He didn’t allow much tenderness and introspection into his playing until the midpoint of the slow movement, right before the trumpets’ arresting interruptions. In the finale, he was all fire and playfulness, and everywhere he showed powerful technique and drew a range of warm colors from the “Ex Marsick” Stradivarius of 1715, on loan from the Fulton Collection in Seattle.

The emotional highpoint of the evening, however, was the Largo movement of the “New World” Symphony, with English horn player Carolyn Hove sounding the famous “Goin’ Home” theme with almost unbearable sadness, yet without any distortion or manipulation of line, dynamic or rhythm. Her colleagues seamlessly extended the tender mood, and it didn’t take long to feel one was hearing a dream performance -- and outdoors, at the Bowl, to boot.

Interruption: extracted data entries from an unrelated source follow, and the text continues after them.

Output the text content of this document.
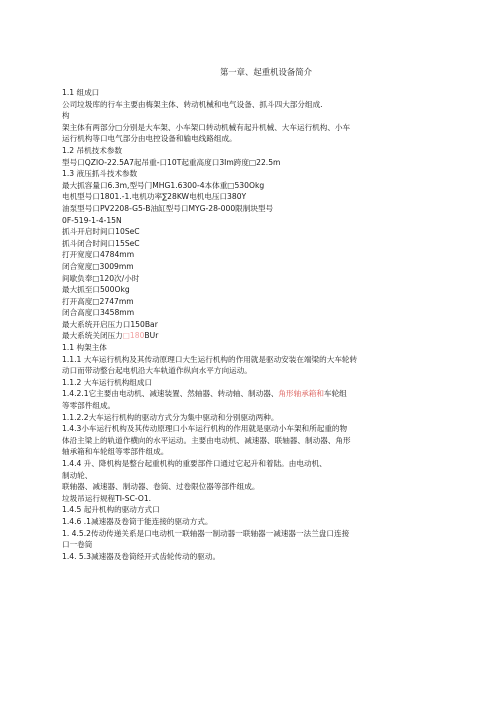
第一章、起重机设备简介
1.1 组成口
公司垃圾库的行车主要由梅架主体、转动机械和电气设备、抓斗四大部分组成.
构
架主体有两部分□分别是大车架、小车架口转动机械有起升机械、大车运行机构、小车
运行机构等口电气部分由电控设备和输电线路组成。
1.2 吊机技术参数
型号口QZlO-22.5A7起吊重-口10T起重高度口3Im跨度□22.5m
1.3 液压抓斗技术参数
最大抓容量口6.3m,型号门MHG1.6300-4本体重□530Okg
电机型号口1801.-1.电机功率∑28KW电机电压口380Y
油泵型号口PV2208-G5-B油缸型号口MYG-28-000限制块型号
0F-519-1-4-15N
抓斗开启时间口10SeC
抓斗闭合时间口15SeC
打开宽度口4784mm
闭合宽度□3009mm
间歇负奉□120次/小时
最大抓至口500Okg
打开高度□2747mm
闭合高度口3458mm
最大系统开启压力口150Bar
最大系统关闭压力□180BUr
1.1 构架主体
1.1.1 大车运行机构及其传动原理口大生运行机构的作用就是驱动安装在端梁的大车轮转
动口而带动整台起电机沿大车轨道作纵向水平方向运动。
1.1.2 大车运行机构组成口
1.4.2.1它主要由电动机、减速装置、然轴器、转动轴、制动器、角形轴承箱和车轮组
等零部件组成。
1.1.2.2大车运行机构的驱动方式分为集中驱动和分别驱动两种。
1.4.3小车运行机构及其传动原理口小车运行机构的作用就是驱动小车架和所起重的物
体沿主梁上的轨道作横向的水平运动。主要由电动机、减速器、联轴器、制动器、角形
轴承箱和车轮组等零部件组成。
1.4.4 升、降机构是整台起重机构的重要部件口通过它起升和着陆。由电动机、
制动轮、
联轴器、减速器、制动器、卷筒、过卷限位器等部件组成。
垃圾吊运行规程TI-SC-O1.
1.4.5 起升机构的驱动方式口
1.4.6 .1减速器及卷筒于能连接的驱动方式。
1. 4.5.2传动传递关系是口电动机一联轴器一制动器一联轴器一减速器一法兰盘口连接
口一卷筒
1.4. 5.3减速器及卷筒经开式齿轮传动的驱动。
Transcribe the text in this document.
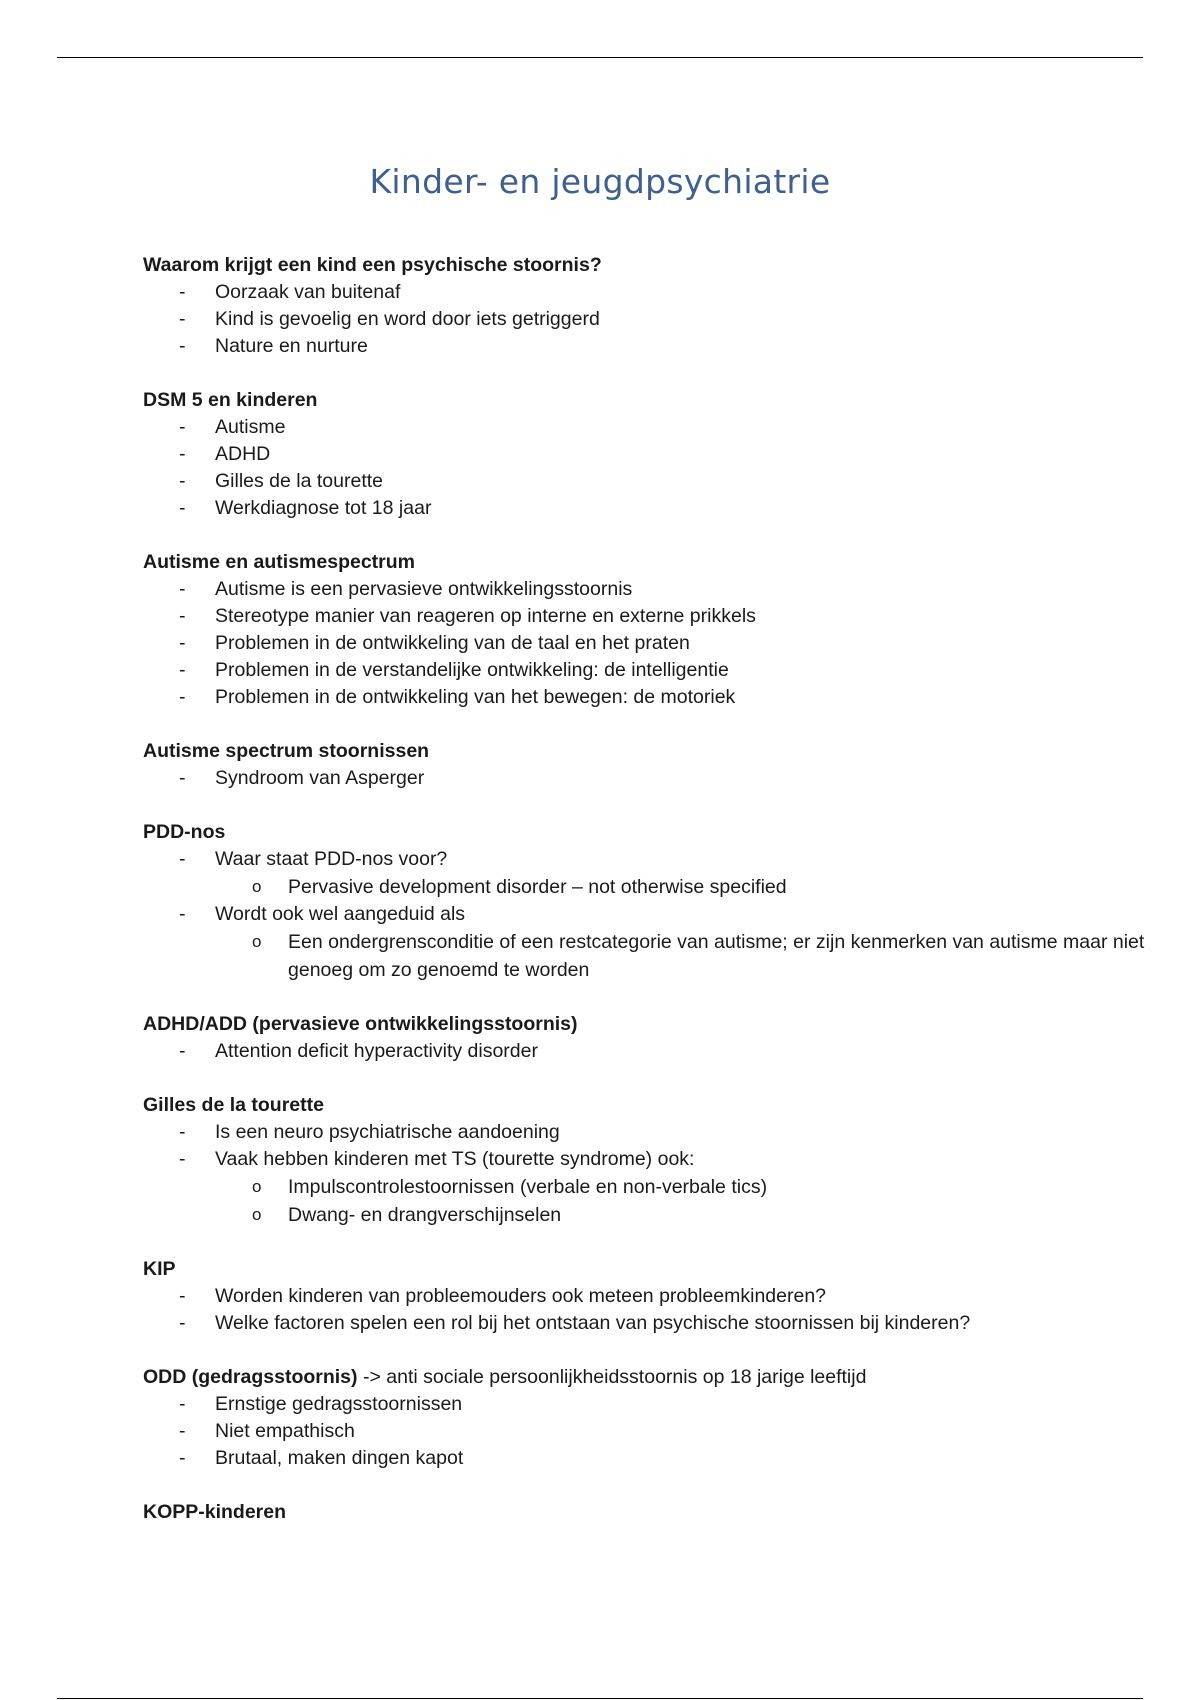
Kinder- en jeugdpsychiatrie
Waarom krijgt een kind een psychische stoornis?
- Oorzaak van buitenaf
- Kind is gevoelig en word door iets getriggerd
- Nature en nurture
DSM 5 en kinderen
- Autisme
- ADHD
- Gilles de la tourette
- Werkdiagnose tot 18 jaar
Autisme en autismespectrum
- Autisme is een pervasieve ontwikkelingsstoornis
- Stereotype manier van reageren op interne en externe prikkels
- Problemen in de ontwikkeling van de taal en het praten
- Problemen in de verstandelijke ontwikkeling: de intelligentie
- Problemen in de ontwikkeling van het bewegen: de motoriek
Autisme spectrum stoornissen
- Syndroom van Asperger
PDD-nos
- Waar staat PDD-nos voor?
o Pervasive development disorder – not otherwise specified
- Wordt ook wel aangeduid als
o Een ondergrensconditie of een restcategorie van autisme; er zijn kenmerken van autisme maar niet genoeg om zo genoemd te worden
ADHD/ADD (pervasieve ontwikkelingsstoornis)
- Attention deficit hyperactivity disorder
Gilles de la tourette
- Is een neuro psychiatrische aandoening
- Vaak hebben kinderen met TS (tourette syndrome) ook:
o Impulscontrolestoornissen (verbale en non-verbale tics)
o Dwang- en drangverschijnselen
KIP
- Worden kinderen van probleemouders ook meteen probleemkinderen?
- Welke factoren spelen een rol bij het ontstaan van psychische stoornissen bij kinderen?
ODD (gedragsstoornis) -> anti sociale persoonlijkheidsstoornis op 18 jarige leeftijd
- Ernstige gedragsstoornissen
- Niet empathisch
- Brutaal, maken dingen kapot
KOPP-kinderen
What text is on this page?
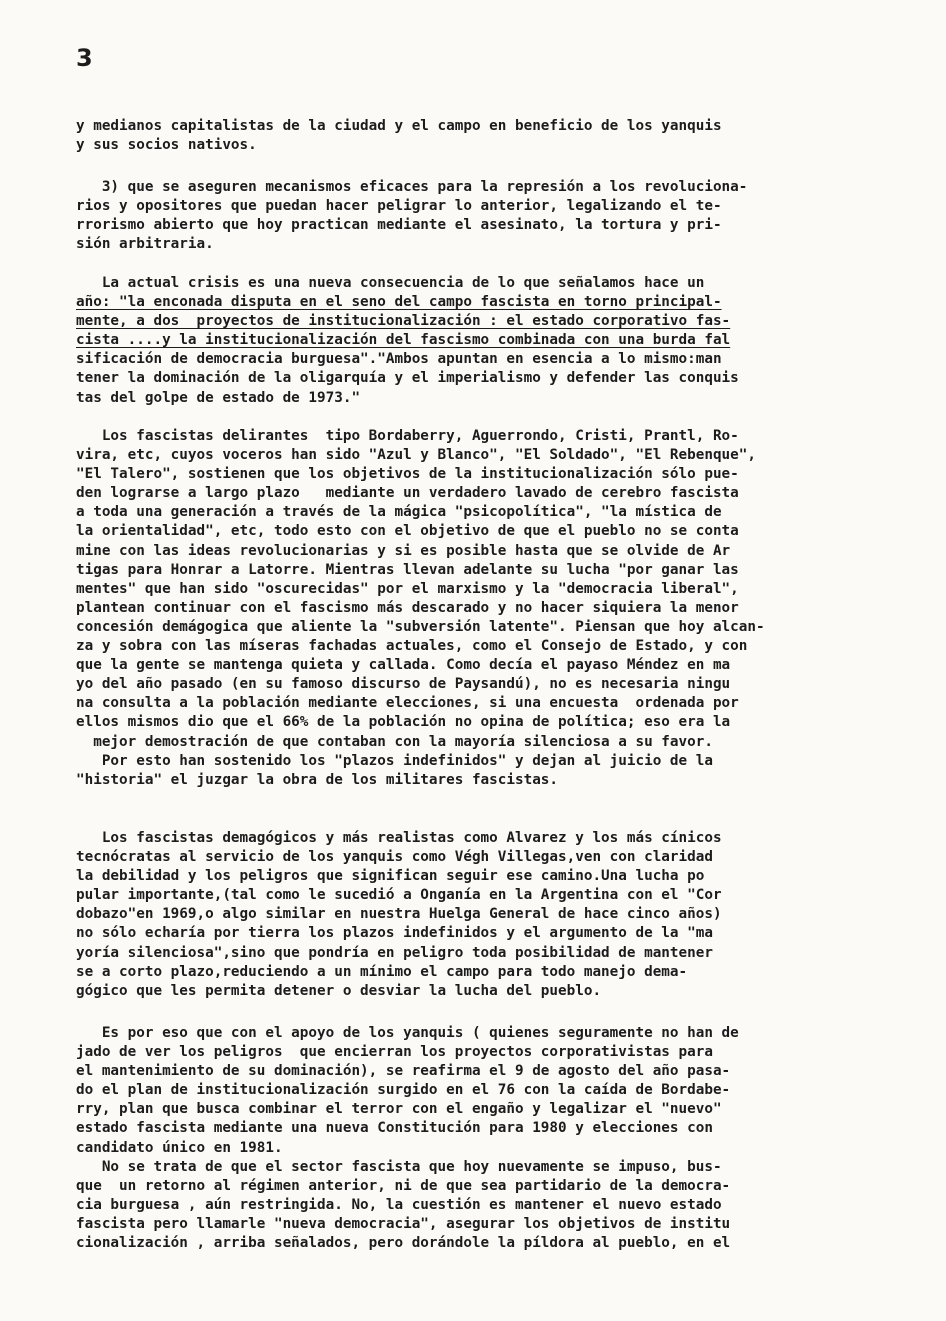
3

y medianos capitalistas de la ciudad y el campo en beneficio de los yanquis
y sus socios nativos.

3) que se aseguren mecanismos eficaces para la represión a los revoluciona-
rios y opositores que puedan hacer peligrar lo anterior, legalizando el te-
rrorismo abierto que hoy practican mediante el asesinato, la tortura y pri-
sión arbitraria.

La actual crisis es una nueva consecuencia de lo que señalamos hace un
año: "la enconada disputa en el seno del campo fascista en torno principal-
mente, a dos  proyectos de institucionalización : el estado corporativo fas-
cista ....y la institucionalización del fascismo combinada con una burda fal
sificación de democracia burguesa"."Ambos apuntan en esencia a lo mismo:man
tener la dominación de la oligarquía y el imperialismo y defender las conquis
tas del golpe de estado de 1973."

Los fascistas delirantes  tipo Bordaberry, Aguerrondo, Cristi, Prantl, Ro-
vira, etc, cuyos voceros han sido "Azul y Blanco", "El Soldado", "El Rebenque",
"El Talero", sostienen que los objetivos de la institucionalización sólo pue-
den lograrse a largo plazo   mediante un verdadero lavado de cerebro fascista
a toda una generación a través de la mágica "psicopolítica", "la mística de
la orientalidad", etc, todo esto con el objetivo de que el pueblo no se conta
mine con las ideas revolucionarias y si es posible hasta que se olvide de Ar
tigas para Honrar a Latorre. Mientras llevan adelante su lucha "por ganar las
mentes" que han sido "oscurecidas" por el marxismo y la "democracia liberal",
plantean continuar con el fascismo más descarado y no hacer siquiera la menor
concesión demágogica que aliente la "subversión latente". Piensan que hoy alcan-
za y sobra con las míseras fachadas actuales, como el Consejo de Estado, y con
que la gente se mantenga quieta y callada. Como decía el payaso Méndez en ma
yo del año pasado (en su famoso discurso de Paysandú), no es necesaria ningu
na consulta a la población mediante elecciones, si una encuesta  ordenada por
ellos mismos dio que el 66% de la población no opina de política; eso era la
mejor demostración de que contaban con la mayoría silenciosa a su favor.
Por esto han sostenido los "plazos indefinidos" y dejan al juicio de la
"historia" el juzgar la obra de los militares fascistas.

Los fascistas demagógicos y más realistas como Alvarez y los más cínicos
tecnócratas al servicio de los yanquis como Végh Villegas,ven con claridad
la debilidad y los peligros que significan seguir ese camino.Una lucha po
pular importante,(tal como le sucedió a Onganía en la Argentina con el "Cor
dobazo"en 1969,o algo similar en nuestra Huelga General de hace cinco años)
no sólo echaría por tierra los plazos indefinidos y el argumento de la "ma
yoría silenciosa",sino que pondría en peligro toda posibilidad de mantener
se a corto plazo,reduciendo a un mínimo el campo para todo manejo dema-
gógico que les permita detener o desviar la lucha del pueblo.

Es por eso que con el apoyo de los yanquis ( quienes seguramente no han de
jado de ver los peligros  que encierran los proyectos corporativistas para
el mantenimiento de su dominación), se reafirma el 9 de agosto del año pasa-
do el plan de institucionalización surgido en el 76 con la caída de Bordabe-
rry, plan que busca combinar el terror con el engaño y legalizar el "nuevo"
estado fascista mediante una nueva Constitución para 1980 y elecciones con
candidato único en 1981.
No se trata de que el sector fascista que hoy nuevamente se impuso, bus-
que  un retorno al régimen anterior, ni de que sea partidario de la democra-
cia burguesa , aún restringida. No, la cuestión es mantener el nuevo estado
fascista pero llamarle "nueva democracia", asegurar los objetivos de institu
cionalización , arriba señalados, pero dorándole la píldora al pueblo, en el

In other movements of the work, one could quibble with Slatkin’s decisions or points of emphasis, and yes, there was a single unfortunate mishap during a horn solo and a few too many aircraft intrusions overhead. But it would be indulgent to overemphasize any of that. This was one of the special nights at the Bowl.

Slatkin opened the program with the first three of the Opus 46 Slavonic Dances, played in reverse order: the Polka, Dumka and Furiant. All are imaginative, melodic gems that readily testify to the composer’s genius.